Estratégia A Rússia, porém, tem muito mais em jogo do que os negócios. É na cidade de Tartous, no litoral sírio, que está a única base naval russa do Mediterrâneo. Trata-se, também, da única instalação operacional para a Marinha russa fora dos limites da extinta União Soviética na região. Graças aos acordos em vigor com Damasco, os navios a serviço do Kremlin têm como aportar para reabastecimento ou manutenção sem retornar aos portos do Mar Negro — de onde o único acesso a outros mares é um estreito controlado pela Turquia, país-membro da Otan, aliança militar liderada pelos Estados Unidos.
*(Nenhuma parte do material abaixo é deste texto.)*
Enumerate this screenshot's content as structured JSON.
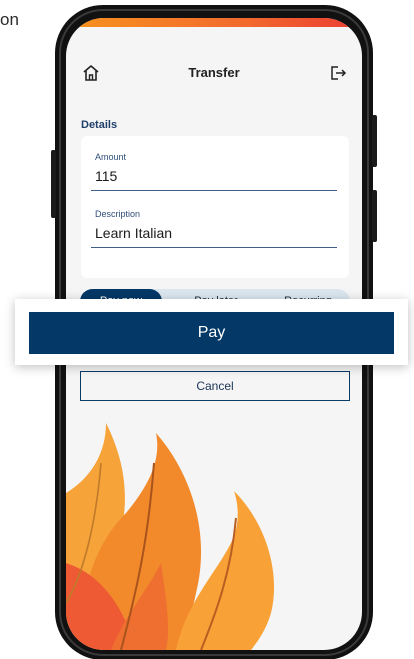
{
  "background": {
    "partial_text": "on"
  },
  "header": {
    "title": "Transfer",
    "left_icon": "home-icon",
    "right_icon": "logout-icon"
  },
  "details": {
    "section_label": "Details",
    "amount": {
      "label": "Amount",
      "value": "115"
    },
    "description": {
      "label": "Description",
      "value": "Learn Italian"
    }
  },
  "payment_options": {
    "items": [
      "Pay now",
      "Pay later",
      "Recurring"
    ],
    "selected": "Pay now"
  },
  "actions": {
    "pay_label": "Pay",
    "cancel_label": "Cancel"
  },
  "colors": {
    "primary": "#033867",
    "segment_bg": "#dbe6ef",
    "accent_orange": "#f7931e",
    "accent_red": "#ea3d33"
  }
}
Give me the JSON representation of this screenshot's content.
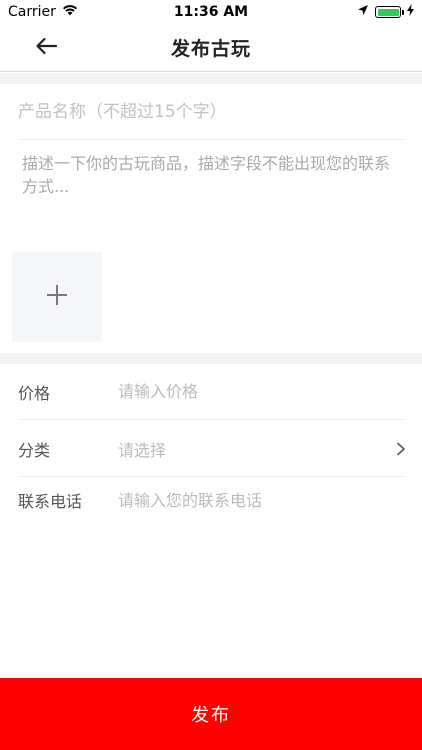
{
  "status_bar": {
    "carrier": "Carrier",
    "time": "11:36 AM",
    "wifi_icon": "wifi-icon",
    "location_icon": "location-arrow-icon",
    "battery_icon": "battery-icon",
    "battery_color": "#34c759"
  },
  "nav": {
    "title": "发布古玩",
    "back_icon": "arrow-left-icon"
  },
  "form": {
    "name_placeholder": "产品名称（不超过15个字）",
    "description_placeholder": "描述一下你的古玩商品，描述字段不能出现您的联系方式...",
    "upload_icon": "plus-icon"
  },
  "details": {
    "price_label": "价格",
    "price_placeholder": "请输入价格",
    "category_label": "分类",
    "category_value": "请选择",
    "category_icon": "chevron-right-icon",
    "phone_label": "联系电话",
    "phone_placeholder": "请输入您的联系电话"
  },
  "footer": {
    "publish_label": "发布",
    "publish_color": "#ff0000"
  }
}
“A estação (de Tartous) é também uma base de suprimento militar. Uma ponta de lança fundamental da Rússia no Oriente Médio. Para uma potência com ambições mundiais, é uma comodidade muito importante”, explica o especialista em Rússia Ângelo Segrillo, professor de história do Instituto de Relações Internacionais da Universidade de São Paulo. Para Rami Abdelraham, presidente do Observatório Sírio para os Direitos Humanos, organização oposicionista baseada em Londres, questões financeiras e estratégicas não deveriam sobrepor-se a considerações humanitárias. “O povo sírio não deve pagar o preço de um jogo regional ou global de equilíbrio de poder e dinheiro. Sem soluções práticas que possam realmente ser implementadas, não vai acontecer nada e a guerra continuará. O principal ponto a focar, agora, é um consenso da comunidade internacional para que o regime de Al-Assad caia”, afirmou, por e-mail.

As pressões na ONU e a violência em escalada na Síria, com os rebeldes enfrentando o Exército também na capital, não parecem demover a Rússia de manter o bloqueio no Conselho de Segurança. O emissário especial das Nações Unidas e da Liga Árabe, Kofi Annan, segue com os apelos para que a comunidade internacional atue unida em favor da implantação de um cessar-fogo, como prelúdio para algum tipo de transição política. “A Rússia tem grande influência (na inatividade do conselho), mas não estou certo de que os eventos serão determinados por ela sozinha. O Irã é um ator. Tem que ser parte da solução. É um país que tem influência e não podemos ignorá-lo”, afirmou Annan.

Batalha por Damasco A tevê estatal síria exibiu ontem imagens das tropas leais ao presidente Bashar Al-Assad avançando contra forças rebeldes — “terroristas”, como são apresentados pelo discurso oficial — em Basatin Al-Razi, um subúrbio de Damasco. Apoiados por tanques e helicópteros, os soldados buscavam recuperar o controle sobre áreas da capital e da segunda maior cidade do país, Aleppo. Ambas se tornaram foco de ferozes combates no fim de semana, e apenas ontem o Observatório Sírio dos Direitos Humanos contabilizou 24 mortes em todo o país.